Maryland came out wearing tomato red from head to toe. Air Force went with its "Sharktooth" uniforms. Dozens of schools that played off Veteran's Day with camouflage or red-white-and-blue logos, facemasks, shoes or other accoutrements.

I'm all for honoring the vets, and I sure don't want to upset the Vatican. It's just that last weekend was also the supposed anniversary of the first game in which players wore uniforms.

Some historians say it was Harvard-Yale on Nov. 13, 1875. Whatever the date, it made me wistful for those simpler days before Nike turned football fields into fashion runways designed to launch new product.

Ah, remember when teams had only home and away uniforms? Dull, yes, but it sure made things exciting when Clemson would show up in orange britches or Lou Holtz's Notre Dame burst out of the tunnel wearing green jerseys.

Everything changed about 15 years ago with Nike chairman and proud Oregon alum Phil Knight. He decided the best way to raise the Ducks' profile was to deck them out in approximately 3,923 combinations of green, white and yellow.

The old guard (Alabama, Clemson, etc.) generally stuck with what always worked. Teams without tradition (anyone in the AAC) saw alternate unis as a way to build a brand.

Maryland tried to become Oregon East thanks to alum and Under Armour founder Kevin Plank. The fashion arms race was on. Even Harvard unveiled a six-uniform combo with "matte" helmets last year.

I liked the uni freshness, but it was like a drug. You have to keep raising the dosage to get the same kick.

How long until FSU shows up wearing chrome helmets featuring orange facemasks and an illustration of Burt Reynolds as "The Bandit"?

I mean, is it too much to ask that teams wear their school colors?

Of course, schools only care what recruits think and whether fans will spend $79 on the latest jersey. All but lost in all this is the minor issue of whether alternate uniforms actually help teams win.

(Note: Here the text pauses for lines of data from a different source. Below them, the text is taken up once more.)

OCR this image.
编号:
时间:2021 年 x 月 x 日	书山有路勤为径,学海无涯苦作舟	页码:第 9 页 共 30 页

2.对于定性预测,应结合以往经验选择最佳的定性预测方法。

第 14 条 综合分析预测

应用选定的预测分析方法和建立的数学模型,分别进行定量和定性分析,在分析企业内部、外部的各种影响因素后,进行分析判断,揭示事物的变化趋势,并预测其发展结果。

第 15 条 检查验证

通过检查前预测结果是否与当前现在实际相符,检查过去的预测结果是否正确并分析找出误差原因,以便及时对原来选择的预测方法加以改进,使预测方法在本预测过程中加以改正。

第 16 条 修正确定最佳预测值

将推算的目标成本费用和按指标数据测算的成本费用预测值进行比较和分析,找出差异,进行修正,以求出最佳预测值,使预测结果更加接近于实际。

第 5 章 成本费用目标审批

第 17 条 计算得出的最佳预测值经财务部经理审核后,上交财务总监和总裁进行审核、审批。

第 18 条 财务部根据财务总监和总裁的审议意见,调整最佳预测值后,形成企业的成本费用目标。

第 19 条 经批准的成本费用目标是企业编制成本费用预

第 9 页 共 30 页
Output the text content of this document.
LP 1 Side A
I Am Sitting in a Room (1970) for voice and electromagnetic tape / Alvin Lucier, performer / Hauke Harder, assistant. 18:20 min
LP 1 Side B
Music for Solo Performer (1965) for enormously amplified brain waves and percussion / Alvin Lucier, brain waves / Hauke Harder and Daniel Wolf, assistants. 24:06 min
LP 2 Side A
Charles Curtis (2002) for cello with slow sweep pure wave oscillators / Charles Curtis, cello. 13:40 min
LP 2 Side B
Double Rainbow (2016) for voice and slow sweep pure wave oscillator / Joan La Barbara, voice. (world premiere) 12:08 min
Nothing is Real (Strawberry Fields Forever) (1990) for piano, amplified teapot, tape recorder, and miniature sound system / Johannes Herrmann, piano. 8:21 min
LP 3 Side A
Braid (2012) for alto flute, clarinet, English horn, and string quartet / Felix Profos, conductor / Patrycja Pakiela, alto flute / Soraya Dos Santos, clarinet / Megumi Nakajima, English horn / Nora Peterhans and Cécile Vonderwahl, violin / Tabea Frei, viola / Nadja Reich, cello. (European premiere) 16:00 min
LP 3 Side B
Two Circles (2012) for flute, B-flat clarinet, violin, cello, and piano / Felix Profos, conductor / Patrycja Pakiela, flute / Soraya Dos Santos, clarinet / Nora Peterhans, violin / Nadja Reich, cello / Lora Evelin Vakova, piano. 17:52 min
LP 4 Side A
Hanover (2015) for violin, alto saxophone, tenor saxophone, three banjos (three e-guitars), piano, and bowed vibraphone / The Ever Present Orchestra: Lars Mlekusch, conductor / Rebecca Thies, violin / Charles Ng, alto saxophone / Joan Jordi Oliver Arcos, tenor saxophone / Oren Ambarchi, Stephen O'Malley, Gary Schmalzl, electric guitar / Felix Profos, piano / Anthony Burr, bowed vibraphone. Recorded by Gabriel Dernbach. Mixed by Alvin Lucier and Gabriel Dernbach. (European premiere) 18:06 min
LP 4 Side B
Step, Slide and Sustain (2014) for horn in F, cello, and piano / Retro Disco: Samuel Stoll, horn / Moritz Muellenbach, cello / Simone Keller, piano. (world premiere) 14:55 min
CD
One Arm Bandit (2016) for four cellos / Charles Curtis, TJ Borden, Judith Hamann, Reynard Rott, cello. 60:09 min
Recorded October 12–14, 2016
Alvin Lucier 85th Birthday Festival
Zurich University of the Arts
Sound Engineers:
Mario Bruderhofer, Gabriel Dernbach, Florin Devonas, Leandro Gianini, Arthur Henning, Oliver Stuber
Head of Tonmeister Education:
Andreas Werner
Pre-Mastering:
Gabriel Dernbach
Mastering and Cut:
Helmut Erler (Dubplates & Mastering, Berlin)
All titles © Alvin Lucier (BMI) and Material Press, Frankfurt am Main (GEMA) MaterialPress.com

For clues to that, we turn to the College Football Uniform Study. It's a project headed by Chuck Stokes, an assistant sociology professor at Samford.

From 2010 through last season, SEC teams' average margin of victory at home games was almost a touchdown less when wearing alternate uniforms. Non-SEC teams in the top 25 won by about a field goal more when wearing alternates.

There are plenty of variables in the study, but the evidence suggests it doesn't matter what kind of clothes our football emperors wear. Then there are days like Saturday.

Ohio State crushed Maryland's tomatoes 62-3. Oregon fell to 3-7 after losing to staid old Stanford 52-27.

So through all the panoramic confusion and headache, it's comforting to know one thing hasn't changed since 1875.

The player makes the uniform, not the other way around.